AST Past-President Kenneth Newell featured in USA Today Supplement "Transplants: The Gift of Life Campaign"
Making Donors Whole Again: How Can We Give Back?
Since 2004, the number of living kidney donations in the U.S. has been in decline. Many blame this trend on the high cost of donation, and some are working to rewrite the rules.
Kenneth Newell, MD, PhD, AST Immediate Past-President
Last year, about 17,000 people with kidney failure received the gift of life through organ donation. Remarkably, each year about 6,000 of these organs come from living donors: people who choose to literally give of themselves to save others.
Knowing the odds
Kidney donation is not the only type of living donation, but it is the most common. Kidneys from living donors have better outcomes than kidneys from deceased persons, and major medical advances have made kidney donation easier on the donors. Through the use of smaller incisions and laparoscopic techniques, donors spend fewer days in the hospital and recover faster after the surgery.

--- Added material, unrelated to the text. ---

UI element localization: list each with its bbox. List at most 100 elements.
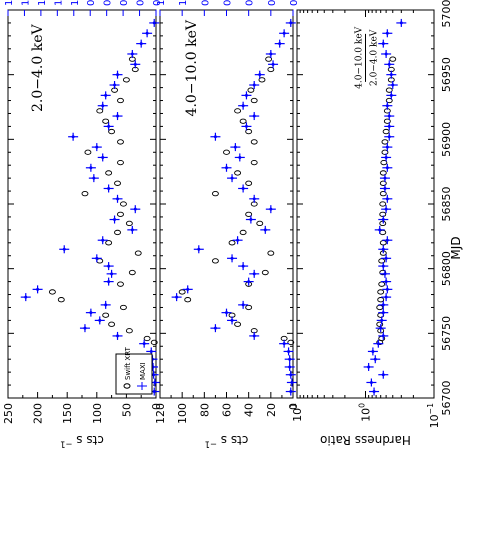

Over 100,000 people are currently waiting to receive these life-saving kidneys. Continued advances in living donation are critical in the fight against kidney failure.
Spotting disincentives
In 2004, the number of living kidney donors in the United States peaked at 6,647. However, living kidney donation has declined since that time. The reasons for this decline are unknown, but many suspect that donors find themselves unable to assume the financial costs—known as disincentives—that may be associated with living kidney donation.
Throughout the donation process, living donors need to pay for lodging, food and transportation to and from the transplant center, which can include expensive airfare. Donors may need to pay for childcare or elder care during evaluations and post-surgery recovery time.

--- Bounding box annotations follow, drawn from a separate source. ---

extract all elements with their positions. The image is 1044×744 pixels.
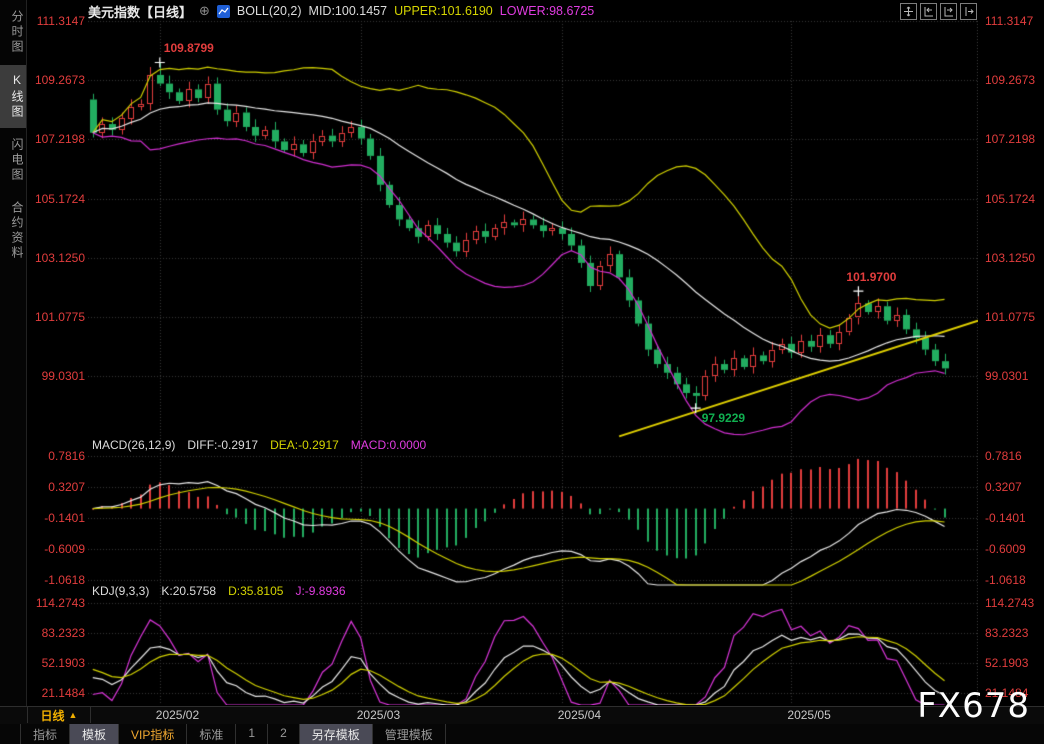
toolbar-item-slot-1[interactable]: 1: [236, 724, 269, 744]
y-axis-tick-left: -1.0618: [44, 573, 85, 587]
sidebar-item-time-chart[interactable]: 分时图: [10, 10, 24, 55]
y-axis-tick-right: 101.0775: [985, 310, 1036, 324]
toolbar-item-save-template[interactable]: 另存模板: [299, 724, 373, 744]
y-axis-tick-right: -0.1401: [985, 511, 1026, 525]
y-axis-tick-left: 107.2198: [34, 132, 85, 147]
x-axis-band: [0, 706, 1044, 725]
macd-diff-value: DIFF:-0.2917: [187, 438, 259, 452]
kdj-k-value: K:20.5758: [161, 584, 217, 598]
y-axis-tick-right: 105.1724: [985, 191, 1036, 206]
chart-tools: [900, 3, 977, 20]
chart-header: 美元指数【日线】 ⊕ BOLL(20,2) MID:100.1457 UPPER…: [88, 2, 594, 20]
kdj-d-value: D:35.8105: [228, 584, 284, 598]
kdj-name: KDJ(9,3,3): [92, 584, 150, 598]
toolbar-item-indicators[interactable]: 指标: [20, 724, 71, 744]
expand-x-axis-icon[interactable]: [940, 3, 957, 20]
y-axis-tick-left: 114.2743: [35, 596, 85, 610]
y-axis-tick-right: 111.3147: [985, 14, 1034, 28]
y-axis-tick-left: 99.0301: [41, 369, 85, 384]
macd-pane-header: MACD(26,12,9) DIFF:-0.2917 DEA:-0.2917 M…: [92, 438, 426, 452]
macd-bar-value: MACD:0.0000: [350, 438, 427, 452]
toolbar-item-standard[interactable]: 标准: [187, 724, 237, 744]
y-axis-tick-right: 83.2323: [985, 626, 1029, 640]
period-selector[interactable]: 日线 ▲: [27, 707, 91, 723]
y-axis-tick-right: 107.2198: [985, 132, 1036, 147]
y-axis-tick-left: 0.7816: [48, 449, 85, 463]
macd-name: MACD(26,12,9): [92, 438, 176, 452]
chart-mode-sidebar: 分时图 K线图 闪电图 合约资料: [0, 0, 27, 706]
y-axis-tick-left: 111.3147: [36, 14, 85, 28]
y-axis-tick-left: -0.1401: [44, 511, 85, 525]
sidebar-item-lightning-chart[interactable]: 闪电图: [10, 138, 24, 183]
toolbar-item-slot-2[interactable]: 2: [268, 724, 300, 744]
bottom-toolbar: 指标 模板 VIP指标 标准 1 2 另存模板 管理模板: [0, 724, 1044, 744]
y-axis-tick-right: 52.1903: [985, 656, 1029, 670]
y-axis-tick-right: 103.1250: [985, 250, 1036, 265]
toolbar-item-manage-templates[interactable]: 管理模板: [373, 724, 446, 744]
toolbar-item-templates[interactable]: 模板: [70, 724, 120, 744]
boll-mid-value: MID:100.1457: [308, 4, 388, 18]
add-indicator-icon[interactable]: ⊕: [199, 3, 210, 18]
period-label: 日线: [40, 708, 65, 723]
macd-dea-value: DEA:-0.2917: [270, 438, 339, 452]
chart-canvas[interactable]: [88, 8, 978, 705]
y-axis-tick-right: -1.0618: [985, 573, 1026, 587]
boll-label: BOLL(20,2): [236, 4, 302, 18]
y-axis-tick-left: 101.0775: [34, 310, 85, 324]
sidebar-item-kline-chart[interactable]: K线图: [0, 65, 26, 128]
boll-upper-value: UPPER:101.6190: [394, 4, 493, 18]
y-axis-tick-right: 109.2673: [985, 73, 1036, 88]
y-axis-tick-right: 114.2743: [985, 596, 1035, 610]
toolbar-item-vip-indicators[interactable]: VIP指标: [119, 724, 188, 744]
compress-x-axis-icon[interactable]: [920, 3, 937, 20]
y-axis-tick-left: 0.3207: [48, 480, 85, 494]
pan-icon[interactable]: [900, 3, 917, 20]
period-arrow-icon: ▲: [68, 710, 78, 720]
y-axis-tick-right: 0.7816: [985, 449, 1022, 463]
kdj-pane-header: KDJ(9,3,3) K:20.5758 D:35.8105 J:-9.8936: [92, 584, 346, 598]
y-axis-tick-right: 99.0301: [985, 369, 1029, 384]
y-axis-tick-left: 21.1484: [41, 686, 85, 700]
shift-right-icon[interactable]: [960, 3, 977, 20]
boll-lower-value: LOWER:98.6725: [499, 4, 595, 18]
fx678-watermark: FX678: [917, 686, 1030, 726]
y-axis-tick-left: 105.1724: [34, 191, 85, 206]
sidebar-item-contract-info[interactable]: 合约资料: [10, 201, 24, 261]
y-axis-tick-right: -0.6009: [985, 542, 1026, 556]
y-axis-tick-left: 109.2673: [34, 73, 85, 88]
y-axis-tick-left: -0.6009: [44, 542, 85, 556]
instrument-title: 美元指数【日线】: [88, 4, 193, 20]
y-axis-tick-left: 83.2323: [41, 626, 85, 640]
y-axis-tick-right: 0.3207: [985, 480, 1022, 494]
y-axis-tick-left: 52.1903: [41, 656, 85, 670]
indicator-chart-icon[interactable]: [216, 4, 230, 18]
kdj-j-value: J:-9.8936: [295, 584, 346, 598]
y-axis-tick-left: 103.1250: [34, 250, 85, 265]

These expenses come on top of potential lost wages while donors are unable to work during surgery and recovery. Living donors also need to consider the potential impact of living kidney donation on their insurability.
Fighting for donors
The current living donation system in the United States is purely altruistic. However, even the most altruistic of individuals can be deterred from doing a good deed if that deed comes with significant, sometimes unaffordable, costs.
Imagine wanting to help a family member, friend, or acquaintance by giving them a kidney to improve and even extend their life. Now imagine being unable to help, due to the costs and the financial impact on your own family and future.
Leaders from several key industry groups have been working on strategies to remove these disincentives to living donation. Through meetings with government agencies and payers, they are working to ensure that no one who wants to donate life finds themselves unable to for financial reasons.
Giving back
Living donors give of themselves to make sick patients whole. We need to ask ourselves, how can we protect our living donors? How can we make them whole?
We can start by making sure living donors never have to pay to give the gift of a life-saving organ. This is an important step toward shortening the wait list, saving lives, and treating living donors like the heroes they are.